WTF? Must be the one I’d bitten. Just a drop of blood, and like my pet zombies, he’s hopelessly caught under my will.. I am not sure if I’m wigged out by this or happier than sin. No one should have this much control. Should they?
Gift horses, Eva girl.
“Kill them.” I point to the three vampires advancing on me. My vamp twists around, like a marionette on a string, his actions jerky and uncoordinated, but he lifts his sword and lunges for his closest brother. Whooyah!
My joy is short lived. My floundering vampire is worse than a fledgling with a sword and his brothers have no mercy. Three seconds later they have carved him up: head, heart, and limbs. There is no recovering from that.
Crap. Does that count as my kill?
So now it’s back to three to one. I risk a glance at John. Hoping that maybe, somehow, he can help me. He’s making progress—the vampire before him drips in blood and gore—but he’s not going to be free in the next few seconds. Which is, unfortunately, about all the time I have.
I scoot back, my feet sliding over rock and dirt as I try to make my way around the various obstacles without tripping. “Don’t suppose you guys have changed your mind about talk
ing.”
Silence.
“You know, this whole gang up on Eva thing is getting old. Where’s your pride? All three step forward.
“Two to one?”
Surprisingly, one of the three stops, the point of his sword digging into a cacti as he leans on it as if bored. A second later, the second one stops also. Oh wow, gentlemen assassins?
I look at the vampire who is still advancing. Take in his lethal sword, the abraded temple, the healing red scar tissue of his neck.
Nope, not gentlemen. Gentlemen would kill me quickly, not leave me to their vengeful brother. Still, I’ll take what I can get in terms of breaks.
“Hey there.” I scramble around a large boulder, trying to stay firmly on the other side. Scar-throat merely leaps on top of it. And then jumps down, sword first.
I dive to the side, roll over my still mending arm, and come up onto my knees with a bloody lip from having almost bit through it.
It could have ended then, should have, but the crazy idiot stopped, testing the edge of his sword as he waited for me to scramble to my feet.
I take advantage of the reprieve and start edging my way along the cliff face behind me.
He smiles, his arm flashing out. I manage to duck the sword, but have no time to avoid the well-placed kick. Only it never connects. John leaps in front of me, the vampire’s boot smashing into his ribs with a sickening crunch. The force of the blow lifts John off the ground, sending him flying… into me.

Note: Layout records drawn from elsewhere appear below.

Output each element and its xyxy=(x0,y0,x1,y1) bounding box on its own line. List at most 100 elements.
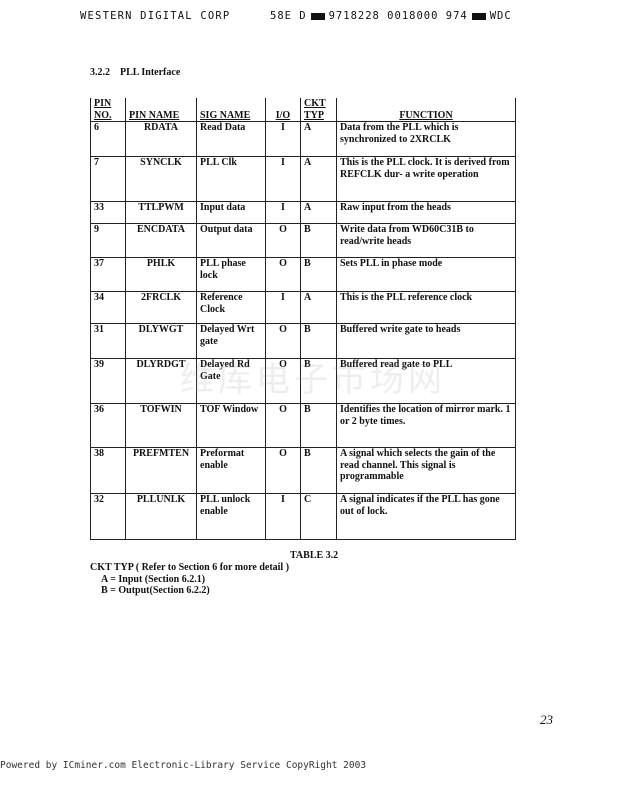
table-row: 37 PHLK PLL phase lock O B Sets PLL in phase … xyxy=(90,257,516,292)
io-cell: I xyxy=(265,156,301,202)
table-row: 36 TOFWIN TOF Window O B Identifies the locat… xyxy=(90,403,516,448)
section-heading: 3.2.2 PLL Interface xyxy=(90,67,190,78)
col-pin-name: PIN NAME xyxy=(125,98,197,122)
section-number: 3.2.2 xyxy=(90,67,110,78)
col-ckt-typ: CKT TYP xyxy=(300,98,337,122)
ckt-typ-cell: B xyxy=(300,447,337,494)
sig-name-cell: Output data xyxy=(196,223,266,258)
sig-name-cell: PLL Clk xyxy=(196,156,266,202)
pin-name-cell: 2FRCLK xyxy=(125,291,197,324)
sig-name-cell: Delayed Wrt gate xyxy=(196,323,266,359)
io-cell: O xyxy=(265,358,301,404)
function-cell: A signal indicates if the PLL has gone o… xyxy=(336,493,516,540)
notes: CKT TYP ( Refer to Section 6 for more de… xyxy=(90,562,289,597)
ckt-typ-cell: A xyxy=(300,291,337,324)
pin-name-cell: SYNCLK xyxy=(125,156,197,202)
col-pin-no: PIN NO. xyxy=(90,98,126,122)
header-company: WESTERN DIGITAL CORP xyxy=(80,10,231,22)
pin-no-cell: 31 xyxy=(90,323,126,359)
io-cell: I xyxy=(265,121,301,157)
function-cell: Sets PLL in phase mode xyxy=(336,257,516,292)
pin-name-cell: PHLK xyxy=(125,257,197,292)
pin-name-cell: TTLPWM xyxy=(125,201,197,224)
table-row: 32 PLLUNLK PLL unlock enable I C A signal ind… xyxy=(90,493,516,540)
table-row: 34 2FRCLK Reference Clock I A This is the PLL… xyxy=(90,291,516,324)
pin-no-cell: 7 xyxy=(90,156,126,202)
pin-no-cell: 32 xyxy=(90,493,126,540)
footer: Powered by ICminer.com Electronic-Librar… xyxy=(0,760,367,771)
sig-name-cell: Preformat enable xyxy=(196,447,266,494)
function-cell: Buffered write gate to heads xyxy=(336,323,516,359)
pin-no-cell: 38 xyxy=(90,447,126,494)
black-block xyxy=(310,12,325,20)
pin-no-cell: 6 xyxy=(90,121,126,157)
ckt-typ-cell: B xyxy=(300,403,337,448)
function-cell: Buffered read gate to PLL xyxy=(336,358,516,404)
io-cell: I xyxy=(265,493,301,540)
pin-no-cell: 33 xyxy=(90,201,126,224)
function-cell: Data from the PLL which is synchronized … xyxy=(336,121,516,157)
col-io: I/O xyxy=(265,98,301,122)
col-sig-name: SIG NAME xyxy=(196,98,266,122)
sig-name-cell: Input data xyxy=(196,201,266,224)
header-code1: 58E D xyxy=(270,10,307,22)
ckt-typ-cell: C xyxy=(300,493,337,540)
table-row: 38 PREFMTEN Preformat enable O B A signal whi… xyxy=(90,447,516,494)
black-block xyxy=(471,12,486,20)
pin-name-cell: DLYWGT xyxy=(125,323,197,359)
pin-no-cell: 9 xyxy=(90,223,126,258)
io-cell: I xyxy=(265,201,301,224)
function-cell: Identifies the location of mirror mark. … xyxy=(336,403,516,448)
header-code3: WDC xyxy=(489,10,512,22)
table-row: 7 SYNCLK PLL Clk I A This is the PLL clock. I… xyxy=(90,156,516,202)
table-caption: TABLE 3.2 xyxy=(290,550,339,561)
sig-name-cell: Read Data xyxy=(196,121,266,157)
pin-name-cell: PREFMTEN xyxy=(125,447,197,494)
header-code2: 9718228 0018000 974 xyxy=(328,10,468,22)
page-number: 23 xyxy=(540,712,553,727)
ckt-typ-cell: B xyxy=(300,257,337,292)
pin-name-cell: RDATA xyxy=(125,121,197,157)
pin-no-cell: 36 xyxy=(90,403,126,448)
io-cell: O xyxy=(265,403,301,448)
ckt-typ-cell: B xyxy=(300,358,337,404)
pin-name-cell: TOFWIN xyxy=(125,403,197,448)
sig-name-cell: Delayed Rd Gate xyxy=(196,358,266,404)
notes-title: CKT TYP ( Refer to Section 6 for more de… xyxy=(90,562,290,573)
function-cell: A signal which selects the gain of the r… xyxy=(336,447,516,494)
note-a: A = Input (Section 6.2.1) xyxy=(101,573,206,585)
table-row: 33 TTLPWM Input data I A Raw input from the h… xyxy=(90,201,516,224)
table-row: 9 ENCDATA Output data O B Write data from WD6… xyxy=(90,223,516,258)
ckt-typ-cell: A xyxy=(300,201,337,224)
section-title: PLL Interface xyxy=(120,67,181,78)
sig-name-cell: PLL phase lock xyxy=(196,257,266,292)
io-cell: I xyxy=(265,291,301,324)
ckt-typ-cell: A xyxy=(300,121,337,157)
table-row: 39 DLYRDGT Delayed Rd Gate O B Buffered read … xyxy=(90,358,516,404)
ckt-typ-cell: A xyxy=(300,156,337,202)
col-function: FUNCTION xyxy=(336,98,516,122)
pin-table: PIN NO. PIN NAME SIG NAME I/O CKT TYP FU… xyxy=(90,98,516,540)
sig-name-cell: PLL unlock enable xyxy=(196,493,266,540)
ckt-typ-cell: B xyxy=(300,223,337,258)
io-cell: O xyxy=(265,323,301,359)
io-cell: O xyxy=(265,447,301,494)
sig-name-cell: TOF Window xyxy=(196,403,266,448)
function-cell: Raw input from the heads xyxy=(336,201,516,224)
pin-name-cell: PLLUNLK xyxy=(125,493,197,540)
header-codes: 58E D 9718228 0018000 974 WDC xyxy=(270,10,512,22)
pin-name-cell: ENCDATA xyxy=(125,223,197,258)
function-cell: This is the PLL clock. It is derived fro… xyxy=(336,156,516,202)
note-b: B = Output(Section 6.2.2) xyxy=(101,585,210,596)
sig-name-cell: Reference Clock xyxy=(196,291,266,324)
io-cell: O xyxy=(265,223,301,258)
pin-no-cell: 37 xyxy=(90,257,126,292)
io-cell: O xyxy=(265,257,301,292)
table-row: 6 RDATA Read Data I A Data from the PLL which… xyxy=(90,121,516,157)
pin-name-cell: DLYRDGT xyxy=(125,358,197,404)
watermark: 维库电子市场网 xyxy=(180,360,446,400)
function-cell: Write data from WD60C31B to read/write h… xyxy=(336,223,516,258)
table-row: 31 DLYWGT Delayed Wrt gate O B Buffered write… xyxy=(90,323,516,359)
pin-no-cell: 39 xyxy=(90,358,126,404)
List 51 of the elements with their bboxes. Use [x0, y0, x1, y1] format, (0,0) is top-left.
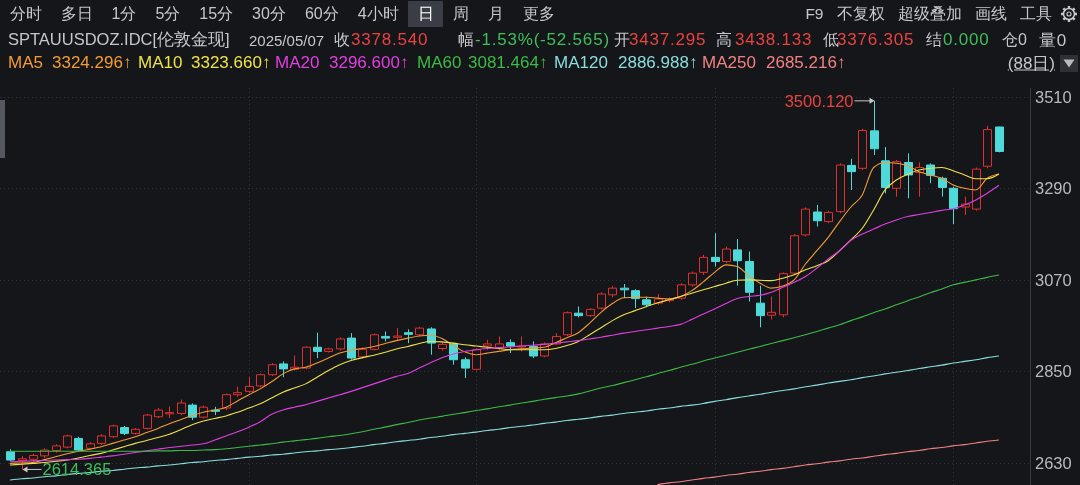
text: 30分	[252, 5, 286, 22]
text: 0.000	[943, 30, 990, 50]
text: 1分	[111, 5, 137, 22]
text: 不复权	[836, 4, 885, 22]
text: 分时	[9, 5, 42, 22]
y-tick-label: 3510	[1035, 87, 1072, 106]
y-tick-label: 3070	[1035, 270, 1072, 289]
text: 低	[823, 29, 839, 50]
text: 3378.540	[351, 30, 429, 50]
text: MA120	[554, 53, 608, 73]
text: MA10	[138, 53, 183, 73]
text: 开	[614, 29, 630, 50]
text: MA250	[702, 53, 756, 73]
text: 2685.216↑	[766, 53, 846, 73]
text: MA20	[275, 53, 320, 73]
annotation: 3500.120	[784, 91, 854, 110]
text: 仓0	[1002, 29, 1027, 50]
text: MA60	[417, 53, 462, 73]
y-tick-label: 2630	[1035, 453, 1072, 472]
text: 多日	[60, 5, 93, 22]
text: 画线	[974, 4, 1007, 22]
text: F9	[805, 5, 824, 22]
text: 日	[417, 5, 434, 22]
text: MA5	[8, 53, 43, 73]
text: 量0	[1039, 29, 1068, 52]
text: 更多	[522, 5, 555, 22]
text: 5分	[155, 5, 181, 22]
text: 3437.295	[629, 30, 707, 50]
text: 周	[452, 5, 469, 22]
text: 3438.133	[735, 30, 813, 50]
text: 2886.988↑	[618, 53, 698, 73]
text: 工具	[1019, 4, 1052, 22]
text: 超级叠加	[897, 4, 962, 22]
chart-title: SPTAUUSDOZ.IDC[伦敦金现]	[8, 29, 230, 50]
text: 4小时	[357, 5, 399, 22]
text: (88日)	[1007, 52, 1055, 75]
chart-subtitle: 2025/05/07	[249, 31, 325, 49]
text: 结	[926, 29, 942, 50]
text: 3324.296↑	[52, 53, 132, 73]
y-tick-label: 3290	[1035, 179, 1072, 198]
text: 60分	[304, 5, 339, 22]
text: 高	[716, 29, 732, 50]
text: 3296.600↑	[329, 53, 409, 73]
text: 月	[487, 5, 504, 22]
y-tick-label: 2850	[1035, 362, 1072, 381]
text: 幅	[458, 29, 474, 50]
text: -1.53%(-52.565)	[475, 30, 610, 50]
text: 3081.464↑	[468, 53, 548, 73]
text: 15分	[199, 5, 234, 22]
text: 收	[334, 29, 350, 50]
text: 3323.660↑	[191, 53, 271, 73]
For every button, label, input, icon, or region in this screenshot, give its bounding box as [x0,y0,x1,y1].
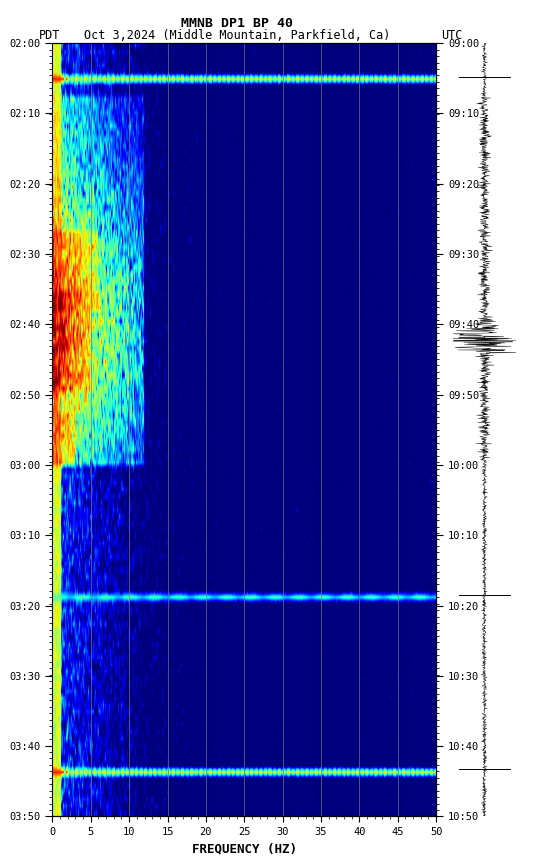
Text: UTC: UTC [442,29,463,42]
Text: Oct 3,2024 (Middle Mountain, Parkfield, Ca): Oct 3,2024 (Middle Mountain, Parkfield, … [84,29,391,42]
Text: MMNB DP1 BP 40: MMNB DP1 BP 40 [182,17,293,30]
X-axis label: FREQUENCY (HZ): FREQUENCY (HZ) [192,842,297,855]
Text: PDT: PDT [39,29,60,42]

Together we crash into the gorge wall. My spine screams, my head, well, I think it just may have split open. The world spins, my ears ring. And I can’t get up. John is one heavy mutt. I look back at the vampire. He arches his brow, his sword swishing back and forth. Practicing the final strike or showing off.
Frantically, I push at John. He whimpers, but doesn’t move. “Stupid mutt. What were you thinking?” I squirm, trying to wiggle out from beneath him, my fist pushing on his chest. Wait. My fist. My hand is still fisted around the syringe. Holy crap. I still have the syringe. I can’t hope to kill them all, but maybe I can take this one out, give John a chance to wake up and slink away.